How didn’t his last team do a good enough job of emphasizing that? With the combination listed above, generally speaking you’d ask a pitcher to throw his hard stuff up in the zone, where the difference between his actual and perceived velocity will play the best against hitters. Williams didn’t do that enough with his four-seam fastball, as I see using the pitch highlighter on Baseball Savant:
His 144 (roughly, a third) highest four-seam fastballs: .247 wOBA allowed, 29.7 whiff%
His 148 lowest four-seam fastballs: .486 wOBA allowed, 11.1 whiff%
How can the Cubs emphasize it better? This is a flat Vertical Approach Angle guy, pitching too often like a steep one. Let’s cut out the low four-seamers, especially given that on low-in-the-zone pitches, we can go with a sinker with above-average vertical drop.
Also, I notice Williams has thrown just 99 curveballs in three years. We-the-Cubs love curveballs, specifically the knuckle-curve, our Pitch Lab’s speciality. But maybe, just maybe, Williams discovered something himself late last year yourself? He’s thrown 14 curveballs with more than 2350 rpm in his career, and half of them came in September 2020. Let’s build on that.

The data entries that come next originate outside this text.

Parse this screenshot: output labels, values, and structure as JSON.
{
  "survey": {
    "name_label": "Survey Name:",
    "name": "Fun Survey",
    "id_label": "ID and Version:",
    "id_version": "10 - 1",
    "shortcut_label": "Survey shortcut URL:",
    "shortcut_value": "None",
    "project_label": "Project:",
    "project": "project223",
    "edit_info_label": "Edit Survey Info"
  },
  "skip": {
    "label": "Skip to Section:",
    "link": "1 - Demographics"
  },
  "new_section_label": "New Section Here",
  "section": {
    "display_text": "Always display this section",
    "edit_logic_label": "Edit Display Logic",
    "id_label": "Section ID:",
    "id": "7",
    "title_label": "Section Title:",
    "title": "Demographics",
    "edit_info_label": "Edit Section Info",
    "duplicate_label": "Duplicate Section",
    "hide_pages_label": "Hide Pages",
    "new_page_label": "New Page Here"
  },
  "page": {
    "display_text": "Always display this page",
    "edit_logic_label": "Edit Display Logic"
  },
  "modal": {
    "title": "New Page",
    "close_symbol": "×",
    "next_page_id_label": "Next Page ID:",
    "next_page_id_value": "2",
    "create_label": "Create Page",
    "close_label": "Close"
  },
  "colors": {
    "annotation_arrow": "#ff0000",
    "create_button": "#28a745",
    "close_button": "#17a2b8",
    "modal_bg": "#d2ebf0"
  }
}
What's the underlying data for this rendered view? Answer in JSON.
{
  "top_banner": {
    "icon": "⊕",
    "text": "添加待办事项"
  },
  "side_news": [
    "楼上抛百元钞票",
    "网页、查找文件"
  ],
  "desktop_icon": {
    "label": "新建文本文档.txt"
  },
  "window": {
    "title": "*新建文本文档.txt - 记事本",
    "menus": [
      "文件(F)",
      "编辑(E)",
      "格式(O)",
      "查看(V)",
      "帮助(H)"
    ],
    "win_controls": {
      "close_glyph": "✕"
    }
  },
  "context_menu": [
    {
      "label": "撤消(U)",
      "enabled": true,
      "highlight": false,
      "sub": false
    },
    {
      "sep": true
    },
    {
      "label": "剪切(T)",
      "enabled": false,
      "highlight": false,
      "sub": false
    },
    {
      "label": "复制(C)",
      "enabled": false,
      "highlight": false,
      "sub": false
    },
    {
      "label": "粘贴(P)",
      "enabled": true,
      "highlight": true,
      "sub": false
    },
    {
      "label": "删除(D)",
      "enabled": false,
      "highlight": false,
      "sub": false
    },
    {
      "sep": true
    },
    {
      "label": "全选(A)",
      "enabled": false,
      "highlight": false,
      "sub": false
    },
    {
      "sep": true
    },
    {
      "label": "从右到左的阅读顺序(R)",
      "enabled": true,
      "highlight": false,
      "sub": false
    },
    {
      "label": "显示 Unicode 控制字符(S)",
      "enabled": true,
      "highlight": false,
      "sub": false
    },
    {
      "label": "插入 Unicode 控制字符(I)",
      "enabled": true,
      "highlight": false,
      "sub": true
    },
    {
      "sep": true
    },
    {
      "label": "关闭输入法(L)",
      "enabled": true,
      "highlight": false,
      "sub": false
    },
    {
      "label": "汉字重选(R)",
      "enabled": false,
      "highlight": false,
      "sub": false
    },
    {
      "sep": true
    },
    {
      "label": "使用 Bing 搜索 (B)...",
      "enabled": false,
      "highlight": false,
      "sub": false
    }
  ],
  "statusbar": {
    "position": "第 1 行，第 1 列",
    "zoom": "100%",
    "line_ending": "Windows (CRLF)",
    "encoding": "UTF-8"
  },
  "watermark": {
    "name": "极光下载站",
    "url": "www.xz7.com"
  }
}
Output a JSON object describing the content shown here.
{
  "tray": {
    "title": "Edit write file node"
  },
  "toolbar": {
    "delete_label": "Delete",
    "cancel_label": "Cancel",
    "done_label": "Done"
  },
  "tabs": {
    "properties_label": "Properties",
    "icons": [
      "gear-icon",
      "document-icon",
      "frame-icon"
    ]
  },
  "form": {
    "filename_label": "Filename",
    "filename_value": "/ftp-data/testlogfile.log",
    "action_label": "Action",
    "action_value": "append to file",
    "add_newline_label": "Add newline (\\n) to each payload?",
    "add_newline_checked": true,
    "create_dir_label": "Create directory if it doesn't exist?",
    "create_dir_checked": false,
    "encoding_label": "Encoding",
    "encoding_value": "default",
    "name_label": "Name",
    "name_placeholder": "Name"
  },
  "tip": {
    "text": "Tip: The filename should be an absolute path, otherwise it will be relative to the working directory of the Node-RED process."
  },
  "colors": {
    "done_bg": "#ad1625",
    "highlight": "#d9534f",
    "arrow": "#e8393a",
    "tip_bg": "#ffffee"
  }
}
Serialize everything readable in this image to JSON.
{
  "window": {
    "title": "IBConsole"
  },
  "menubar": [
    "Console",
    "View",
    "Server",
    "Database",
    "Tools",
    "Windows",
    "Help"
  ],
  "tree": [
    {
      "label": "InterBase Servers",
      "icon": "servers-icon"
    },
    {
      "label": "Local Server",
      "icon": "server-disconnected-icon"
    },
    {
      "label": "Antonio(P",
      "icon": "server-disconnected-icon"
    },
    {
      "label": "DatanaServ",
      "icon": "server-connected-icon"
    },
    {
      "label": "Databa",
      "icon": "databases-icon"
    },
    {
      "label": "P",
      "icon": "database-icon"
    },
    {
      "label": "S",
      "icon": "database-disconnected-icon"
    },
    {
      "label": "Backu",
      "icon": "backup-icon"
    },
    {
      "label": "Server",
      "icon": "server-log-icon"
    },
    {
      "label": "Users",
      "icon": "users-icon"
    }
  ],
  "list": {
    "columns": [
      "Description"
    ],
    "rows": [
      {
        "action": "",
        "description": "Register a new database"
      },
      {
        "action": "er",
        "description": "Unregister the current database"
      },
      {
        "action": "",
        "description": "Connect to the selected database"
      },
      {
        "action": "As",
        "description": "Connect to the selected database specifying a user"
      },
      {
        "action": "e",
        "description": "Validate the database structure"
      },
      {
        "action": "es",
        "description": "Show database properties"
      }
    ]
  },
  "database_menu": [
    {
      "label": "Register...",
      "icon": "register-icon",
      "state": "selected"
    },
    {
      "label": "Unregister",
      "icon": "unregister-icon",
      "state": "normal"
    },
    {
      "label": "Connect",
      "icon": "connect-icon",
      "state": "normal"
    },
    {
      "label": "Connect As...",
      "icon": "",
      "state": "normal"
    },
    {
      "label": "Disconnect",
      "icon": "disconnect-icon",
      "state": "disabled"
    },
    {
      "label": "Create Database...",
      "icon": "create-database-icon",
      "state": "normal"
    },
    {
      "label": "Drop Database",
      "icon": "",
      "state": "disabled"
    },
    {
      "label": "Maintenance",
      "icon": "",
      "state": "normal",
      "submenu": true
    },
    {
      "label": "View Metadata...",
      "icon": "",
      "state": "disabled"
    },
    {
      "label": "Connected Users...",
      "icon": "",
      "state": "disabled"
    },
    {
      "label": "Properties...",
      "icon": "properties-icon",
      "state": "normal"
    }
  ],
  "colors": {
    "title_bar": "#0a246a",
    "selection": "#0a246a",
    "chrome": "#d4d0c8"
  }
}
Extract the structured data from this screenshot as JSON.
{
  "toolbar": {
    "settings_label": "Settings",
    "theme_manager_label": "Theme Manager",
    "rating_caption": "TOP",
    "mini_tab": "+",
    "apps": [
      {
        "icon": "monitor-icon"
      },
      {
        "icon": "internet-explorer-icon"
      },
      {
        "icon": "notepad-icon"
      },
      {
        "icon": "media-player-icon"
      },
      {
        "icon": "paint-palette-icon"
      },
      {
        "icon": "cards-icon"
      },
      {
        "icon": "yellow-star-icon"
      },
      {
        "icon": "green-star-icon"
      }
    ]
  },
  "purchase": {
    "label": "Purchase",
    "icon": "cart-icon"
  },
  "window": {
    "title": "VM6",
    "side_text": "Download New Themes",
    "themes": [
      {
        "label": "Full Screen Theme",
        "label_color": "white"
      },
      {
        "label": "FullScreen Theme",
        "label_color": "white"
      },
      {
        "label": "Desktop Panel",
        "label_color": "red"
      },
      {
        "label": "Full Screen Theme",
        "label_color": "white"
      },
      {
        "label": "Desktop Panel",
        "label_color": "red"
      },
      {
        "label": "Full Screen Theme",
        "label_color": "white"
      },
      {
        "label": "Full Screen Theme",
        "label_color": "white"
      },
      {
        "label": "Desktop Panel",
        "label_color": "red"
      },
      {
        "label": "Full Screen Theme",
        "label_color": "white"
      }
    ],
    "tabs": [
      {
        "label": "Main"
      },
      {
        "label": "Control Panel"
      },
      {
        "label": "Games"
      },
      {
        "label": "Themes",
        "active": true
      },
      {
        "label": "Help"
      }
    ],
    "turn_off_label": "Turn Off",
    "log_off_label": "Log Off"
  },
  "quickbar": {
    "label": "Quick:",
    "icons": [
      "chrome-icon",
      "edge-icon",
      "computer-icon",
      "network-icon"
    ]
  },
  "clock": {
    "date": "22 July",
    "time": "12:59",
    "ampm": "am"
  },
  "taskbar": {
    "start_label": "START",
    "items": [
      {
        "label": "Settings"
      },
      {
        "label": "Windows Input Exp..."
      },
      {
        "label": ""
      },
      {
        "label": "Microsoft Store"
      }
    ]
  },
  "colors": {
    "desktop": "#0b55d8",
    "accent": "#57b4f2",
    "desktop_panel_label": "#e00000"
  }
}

Williams might be the best bet among the group the Cubs were looking at to give you 120-ish useful innings in 2021, though he’ll have to be remade a bit if he’s going to give you more. I kinda love the possibility, though, given his relative youth and variety of pitches. There’s a whole lot there for the Cubs to work with.
Mild bonus? If the Cubs really dig Williams this year, they’d be able to keep him via arbitration for 2022, also.
Also, Williams is very funny, as you’ll come to see.
Yes, we need to understand that the nature of these signings is: this is unlikely to be fantastic.
But Cubs are in a place where they both can AND have to take higher-risk, low-likelihood shots. In that world, a guy like Williams (young, wide pitch mix, kinda funky) is great.
— Bleacher Nation (@BleacherNation) January 30, 2021
Elsewhere, the Cubs still figure to try to add one more starting pitcher, probably on a minor league deal. Among the guys they’re looking at: Jake Arrieta, Jeff Samardzija, Chris Archer, and Mike Foltynewicz. Really, any of those four would be a really nice add on a minor league deal if the Cubs can pull it off.
UPDATE: This is actually a pretty healthy guarantee – Rodon got $3 million – which makes me believe the market for back-end starters has really ticked up lately, presumably with greater confidence about fan attendance:
Trevor Williams Cubs deal is believed to be for about $2.5M
— Jon Heyman (@JonHeyman) January 30, 2021
Altman later clarified, by the way, that there might not actually be that much, if any, cash deferred in the deal.
So, ultimately, Williams gets half of what Jon Lester got from the Nationals, if you were comparing the two deals. For the intangible, clubhouse stuff, you’d assuredly rather have Lester. For the higher floor in performance in 2021, you’d also probably have Lester. For the upside? Eh, I think Williams probably has the slightly better chance to be “good” in 2021 (and, again, the Cubs get him for 2022 if they want, as well).